# Death of Gustav Leonhardt



## Guest (Jan 17, 2012)

There have been a couple of significant musical deaths since the new year started, and this must be a major one:

http://www.guardian.co.uk/music/2012/jan/17/gustav-leonhardt?newsfeed=true


----------



## neoshredder (Nov 7, 2011)

He played a lot on the Baroque Masterpieces box set. RIP


----------



## Amfibius (Jul 19, 2006)

One of my favourite harpsichordists and interpreters of Bach. Thanks for all you gave us Gustav, may you rest in peace.


----------



## Manxfeeder (Oct 19, 2010)

I trust that Leonhardt's many contributions will long outlast him.

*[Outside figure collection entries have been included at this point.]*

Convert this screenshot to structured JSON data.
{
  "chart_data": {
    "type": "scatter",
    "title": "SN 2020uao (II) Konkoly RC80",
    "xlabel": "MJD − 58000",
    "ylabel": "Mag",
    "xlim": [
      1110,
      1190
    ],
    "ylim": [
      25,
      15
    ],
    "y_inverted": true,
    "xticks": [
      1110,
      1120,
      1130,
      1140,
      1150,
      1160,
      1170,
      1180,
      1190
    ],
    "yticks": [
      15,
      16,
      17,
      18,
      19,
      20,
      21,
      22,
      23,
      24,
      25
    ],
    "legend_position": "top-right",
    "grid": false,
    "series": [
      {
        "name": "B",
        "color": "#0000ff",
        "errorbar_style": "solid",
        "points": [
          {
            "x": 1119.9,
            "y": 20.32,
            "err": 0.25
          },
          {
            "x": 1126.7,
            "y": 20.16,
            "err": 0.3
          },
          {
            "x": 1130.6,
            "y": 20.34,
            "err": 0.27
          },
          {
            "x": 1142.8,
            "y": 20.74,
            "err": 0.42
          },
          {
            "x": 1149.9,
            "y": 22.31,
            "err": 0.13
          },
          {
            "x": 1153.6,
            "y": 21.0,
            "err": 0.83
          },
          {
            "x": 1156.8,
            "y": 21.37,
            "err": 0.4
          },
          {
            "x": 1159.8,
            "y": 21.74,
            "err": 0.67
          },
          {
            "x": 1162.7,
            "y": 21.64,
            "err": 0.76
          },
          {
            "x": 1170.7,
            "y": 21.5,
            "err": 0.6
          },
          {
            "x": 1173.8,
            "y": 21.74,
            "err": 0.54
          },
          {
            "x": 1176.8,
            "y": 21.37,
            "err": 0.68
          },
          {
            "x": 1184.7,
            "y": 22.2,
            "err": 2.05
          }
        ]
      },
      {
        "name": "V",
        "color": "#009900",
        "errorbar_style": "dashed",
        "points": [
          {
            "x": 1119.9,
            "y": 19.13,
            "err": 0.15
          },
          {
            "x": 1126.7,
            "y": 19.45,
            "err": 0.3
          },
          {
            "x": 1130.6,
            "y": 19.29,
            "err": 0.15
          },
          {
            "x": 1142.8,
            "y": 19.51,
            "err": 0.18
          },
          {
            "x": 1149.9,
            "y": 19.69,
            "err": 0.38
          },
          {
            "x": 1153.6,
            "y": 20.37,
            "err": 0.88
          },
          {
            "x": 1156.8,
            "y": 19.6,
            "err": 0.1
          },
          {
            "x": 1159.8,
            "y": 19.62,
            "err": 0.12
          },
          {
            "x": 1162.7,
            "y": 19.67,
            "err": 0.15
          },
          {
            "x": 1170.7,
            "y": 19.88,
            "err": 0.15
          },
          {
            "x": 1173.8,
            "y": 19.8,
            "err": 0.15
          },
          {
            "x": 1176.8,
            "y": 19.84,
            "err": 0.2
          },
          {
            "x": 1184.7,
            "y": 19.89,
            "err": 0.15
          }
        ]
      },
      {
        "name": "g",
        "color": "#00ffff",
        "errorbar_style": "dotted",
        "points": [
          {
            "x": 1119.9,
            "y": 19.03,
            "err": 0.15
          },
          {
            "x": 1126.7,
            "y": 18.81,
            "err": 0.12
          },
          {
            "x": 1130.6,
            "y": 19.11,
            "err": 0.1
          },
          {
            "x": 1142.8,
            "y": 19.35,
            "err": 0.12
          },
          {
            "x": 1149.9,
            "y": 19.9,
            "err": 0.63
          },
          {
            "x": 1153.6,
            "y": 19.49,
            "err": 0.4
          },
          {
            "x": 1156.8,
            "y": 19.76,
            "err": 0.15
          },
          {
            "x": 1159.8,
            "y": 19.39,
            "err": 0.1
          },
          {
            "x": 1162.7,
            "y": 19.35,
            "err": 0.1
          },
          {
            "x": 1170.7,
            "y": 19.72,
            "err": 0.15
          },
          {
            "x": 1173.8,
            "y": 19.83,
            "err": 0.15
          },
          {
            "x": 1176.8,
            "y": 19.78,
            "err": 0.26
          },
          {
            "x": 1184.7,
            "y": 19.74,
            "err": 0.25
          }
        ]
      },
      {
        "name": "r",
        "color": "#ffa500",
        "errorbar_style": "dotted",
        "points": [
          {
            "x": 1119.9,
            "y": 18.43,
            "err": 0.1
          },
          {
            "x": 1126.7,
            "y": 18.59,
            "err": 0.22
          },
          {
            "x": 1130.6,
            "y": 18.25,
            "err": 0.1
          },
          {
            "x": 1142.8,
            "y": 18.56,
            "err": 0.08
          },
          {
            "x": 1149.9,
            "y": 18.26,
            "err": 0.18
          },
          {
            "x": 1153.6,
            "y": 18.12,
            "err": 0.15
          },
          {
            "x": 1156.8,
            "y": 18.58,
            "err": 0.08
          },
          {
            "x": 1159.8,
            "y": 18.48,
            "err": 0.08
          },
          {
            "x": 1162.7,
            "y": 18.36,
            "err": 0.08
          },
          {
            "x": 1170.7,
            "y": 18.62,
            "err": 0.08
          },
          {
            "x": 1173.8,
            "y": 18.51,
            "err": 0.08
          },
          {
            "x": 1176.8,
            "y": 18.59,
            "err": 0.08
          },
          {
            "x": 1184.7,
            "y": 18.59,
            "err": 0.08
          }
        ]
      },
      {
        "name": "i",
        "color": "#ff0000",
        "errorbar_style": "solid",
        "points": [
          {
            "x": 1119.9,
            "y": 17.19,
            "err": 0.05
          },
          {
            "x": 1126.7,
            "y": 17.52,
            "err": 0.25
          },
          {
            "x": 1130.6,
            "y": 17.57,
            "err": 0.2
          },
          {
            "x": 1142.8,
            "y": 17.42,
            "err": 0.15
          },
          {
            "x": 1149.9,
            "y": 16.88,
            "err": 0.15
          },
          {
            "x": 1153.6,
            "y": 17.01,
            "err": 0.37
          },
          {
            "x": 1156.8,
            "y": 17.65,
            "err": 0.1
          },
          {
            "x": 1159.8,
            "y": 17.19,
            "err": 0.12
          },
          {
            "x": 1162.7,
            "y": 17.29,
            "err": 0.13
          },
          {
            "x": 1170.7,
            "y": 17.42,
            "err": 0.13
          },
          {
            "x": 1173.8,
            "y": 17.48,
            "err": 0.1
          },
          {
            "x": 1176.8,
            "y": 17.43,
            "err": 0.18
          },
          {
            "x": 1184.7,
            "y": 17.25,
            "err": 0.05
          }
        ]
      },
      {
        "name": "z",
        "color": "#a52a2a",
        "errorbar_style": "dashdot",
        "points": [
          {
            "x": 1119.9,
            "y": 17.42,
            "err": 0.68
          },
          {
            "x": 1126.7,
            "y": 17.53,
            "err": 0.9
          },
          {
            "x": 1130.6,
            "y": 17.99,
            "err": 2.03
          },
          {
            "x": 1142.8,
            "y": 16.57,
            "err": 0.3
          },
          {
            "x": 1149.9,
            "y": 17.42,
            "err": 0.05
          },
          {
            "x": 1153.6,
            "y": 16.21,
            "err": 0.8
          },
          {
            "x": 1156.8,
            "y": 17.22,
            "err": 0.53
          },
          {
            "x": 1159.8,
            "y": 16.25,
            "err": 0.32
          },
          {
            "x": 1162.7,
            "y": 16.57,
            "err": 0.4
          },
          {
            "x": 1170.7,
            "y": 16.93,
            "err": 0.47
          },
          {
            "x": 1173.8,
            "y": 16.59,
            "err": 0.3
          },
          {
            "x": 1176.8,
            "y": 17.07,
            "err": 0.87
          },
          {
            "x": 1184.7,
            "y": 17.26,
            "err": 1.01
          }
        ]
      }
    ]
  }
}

Who was it, Harnoncourt, who said, "He is Bach"?


----------



## StlukesguildOhio (Dec 25, 2006)

A sad loss. A major force behind the revival of the Baroque.


----------



## GoneBaroque (Jun 16, 2011)

He will live in our memories and in those many musiciasns whom he mentored. I read that after his final concert in Paris December last, he announced his retirement for health reasons and cancelled all his scheduled concerts.


----------



## GoneBaroque (Jun 16, 2011)

This morning I found this informative and well written obituary of him in The Economist and thought it worth passing on.

The link is

http://www.economist.com/node/21543464


----------



## Itullian (Aug 27, 2011)

thank you GL.

gone forever...............


----------



## dmg (Sep 13, 2009)

Unfortunate; I do enjoy this recording of the Brandenburg Concertos. (Bad cover art, great recording.)


----------